But they aren’t better, according to sailors. Not by a long shot.
To start, most of the Navy’s berthing barges are old as hell. At the moment, 13 of the service’s current fleet of 18 were built between 1944 and 1946, back when lead paint and asbestos were industry standards and ‘quality of life’ wasn’t even a phrase. Their newest one was over 20 years old before the service took delivery of APL-67 last week.
And according to folks on social media, they’re also noisy, dirty, and nothing works — at least, on the older models. One person on Twitter compared them to a decades-old neglected motel:
Sailors on Reddit were overwhelmingly anti-barge. One called living the experience “literally the shittiest thing the [N]avy ever did to me.”
“It’s literally the worst experience of my life,” wrote another. “It was so bad that on duty days I would sleep on the ship (which had no AC and I live in Florida). Ours was infested with roaches and bed bugs. I and many others I know wouldn’t even shower on it.”
And another said, “Prepare to live with cockroaches and mice. Here’s some advice, get an apartment.”
The most scathing criticism we found stated simply: “When we were assigned a barge when our ship was decommissioning it was the most vile, disgusting thing I had ever been aboard.”

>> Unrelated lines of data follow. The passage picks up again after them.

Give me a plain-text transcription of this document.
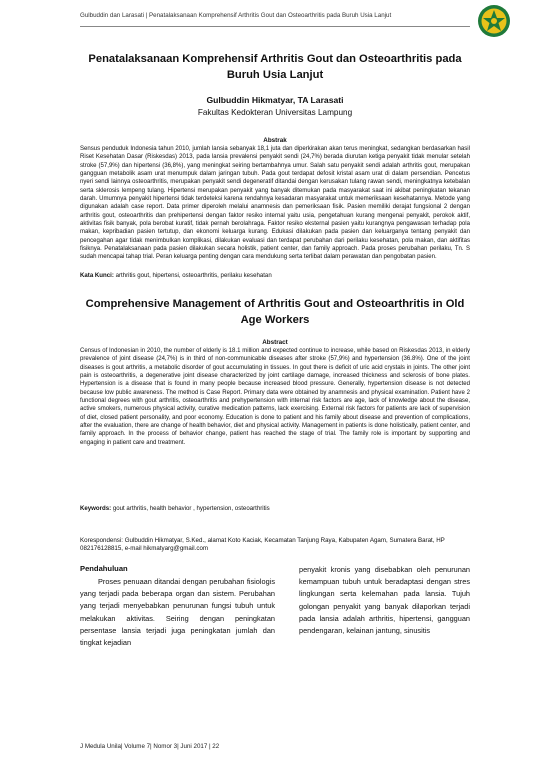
Gulbuddin dan Larasati | Penatalaksanaan Komprehensif Arthritis Gout dan Osteoarthritis pada Buruh Usia Lanjut
Penatalaksanaan Komprehensif Arthritis Gout dan Osteoarthritis pada Buruh Usia Lanjut
Gulbuddin Hikmatyar, TA Larasati
Fakultas Kedokteran Universitas Lampung
Abstrak

Sensus penduduk Indonesia tahun 2010, jumlah lansia sebanyak 18,1 juta dan diperkirakan akan terus meningkat, sedangkan berdasarkan hasil Riset Kesehatan Dasar (Riskesdas) 2013, pada lansia prevalensi penyakit sendi (24,7%) berada diurutan ketiga penyakit tidak menular setelah stroke (57,9%) dan hipertensi (36,8%), yang meningkat seiring bertambahnya umur. Salah satu penyakit sendi adalah arthritis gout, merupakan gangguan metabolik asam urat menumpuk dalam jaringan tubuh. Pada gout terdapat defosit kristal asam urat di dalam persendian. Pencetus nyeri sendi lainnya osteoarthritis, merupakan penyakit sendi degeneratif ditandai dengan kerusakan tulang rawan sendi, meningkatnya ketebalan serta sklerosis lempeng tulang. Hipertensi merupakan penyakit yang banyak ditemukan pada masyarakat saat ini akibat peningkatan tekanan darah. Umumnya penyakit hipertensi tidak terdeteksi karena rendahnya kesadaran masyarakat untuk memeriksaan kesehatannya. Metode yang digunakan adalah case report. Data primer diperoleh melalui anamnesis dan pemeriksaan fisik. Pasien memiliki derajat fungsional 2 dengan arthritis gout, osteoarthritis dan prehipertensi dengan faktor resiko internal yaitu usia, pengetahuan kurang mengenai penyakit, perokok aktif, aktivitas fisik banyak, pola berobat kuratif, tidak pernah berolahraga. Faktor resiko eksternal pasien yaitu kurangnya pengawasan terhadap pola makan, kepribadian pasien tertutup, dan ekonomi keluarga kurang. Edukasi dilakukan pada pasien dan keluarganya tentang penyakit dan pencegahan agar tidak menimbulkan komplikasi, dilakukan evaluasi dan terdapat perubahan dari perilaku kesehatan, pola makan, dan aktifitas fisiknya. Penatalaksanaan pada pasien dilakukan secara holistik, patient center, dan family approach. Pada proses perubahan perilaku, Tn. S sudah mencapai tahap trial. Peran keluarga penting dengan cara mendukung serta terlibat dalam perawatan dan pengobatan pasien.

Kata Kunci: arthritis gout, hipertensi, osteoarthritis, perilaku kesehatan
Comprehensive Management of Arthritis Gout and Osteoarthritis in Old Age Workers
Abstract

Census of Indonesian in 2010, the number of elderly is 18.1 million and expected continue to increase, while based on Riskesdas 2013, in elderly prevalence of joint disease (24,7%) is in third of non-communicable diseases after stroke (57,9%) and hypertension (36.8%). One of the joint diseases is gout arthritis, a metabolic disorder of gout accumulating in tissues. In gout there is deficit of uric acid crystals in joints. The other joint pain is osteoarthritis, a degenerative joint disease characterized by joint cartilage damage, increased thickness and sclerosis of bone plates. Hypertension is a disease that is found in many people because increased blood pressure. Generally, hypertension disease is not detected because low public awareness. The method is Case Report. Primary data were obtained by anamnesis and physical examination. Patient have 2 functional degrees with gout arthritis, osteoarthritis and prehypertension with internal risk factors are age, lack of knowledge about the disease, active smokers, numerous physical activity, curative medication patterns, lack exercising. External risk factors for patients are lack of supervision of diet, closed patient personality, and poor economy. Education is done to patient and his family about disease and prevention of complications, after the evaluation, there are change of health behavior, diet and physical activity. Management in patients is done holistically, patient center, and family approach. In the process of behavior change, patient has reached the stage of trial. The family role is important by supporting and engaging in patient care and treatment.

Keywords: gout arthritis, health behavior , hypertension, osteoarthritis
Korespondensi: Gulbuddin Hikmatyar, S.Ked., alamat Koto Kaciak, Kecamatan Tanjung Raya, Kabupaten Agam, Sumatera Barat, HP 082176128815, e-mail hikmatyarg@gmail.com
Pendahuluan

Proses penuaan ditandai dengan perubahan fisiologis yang terjadi pada beberapa organ dan sistem. Perubahan yang terjadi menyebabkan penurunan fungsi tubuh untuk melakukan aktivitas. Seiring dengan peningkatan persentase lansia terjadi juga peningkatan jumlah dan tingkat kejadian

penyakit kronis yang disebabkan oleh penurunan kemampuan tubuh untuk beradaptasi dengan stres lingkungan serta kelemahan pada lansia. Tujuh golongan penyakit yang banyak dilaporkan terjadi pada lansia adalah arthritis, hipertensi, gangguan pendengaran, kelainan jantung, sinusitis

J Medula Unila| Volume 7| Nomor 3| Juni 2017 | 22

Indeed, an informal poll Task & Purpose posted on Instagram was overwhelmingly against berthing barges with 64 percent of respondents preferring ships. That’s really saying something considering how unpleasant life on a standard Navy ship can be.
Fortunately for the sailors who have to live on them, not everything is awful. According to the service, the berthing areas (where you sleep) only hold 18-24 sailors and have the heads (bathrooms) attached to them. This seems better than having possibly hundreds of sailors crammed in one area and the heads scattered all over like on most Navy ships.
Indeed, some sailors enjoyed the experience. In a 2018 interview with the Kitsap Sun, Mass Communication Specialist Third Class Christopher Jahnke stated that “As a single sailor, there’s pretty much everything I could want or need here.” Not exactly a glowing recommendation, but that’s about as positive you can be in the Navy, I guess.
While everything in the U.S. military has pros and cons, leave it up to the Navy to find a way to make living on a cramped, unstable, and smelly ship preferable to an alternative. Hopefully, this new barge is a drastic improvement over the old, but, as with most other major Navy projects, only time will tell.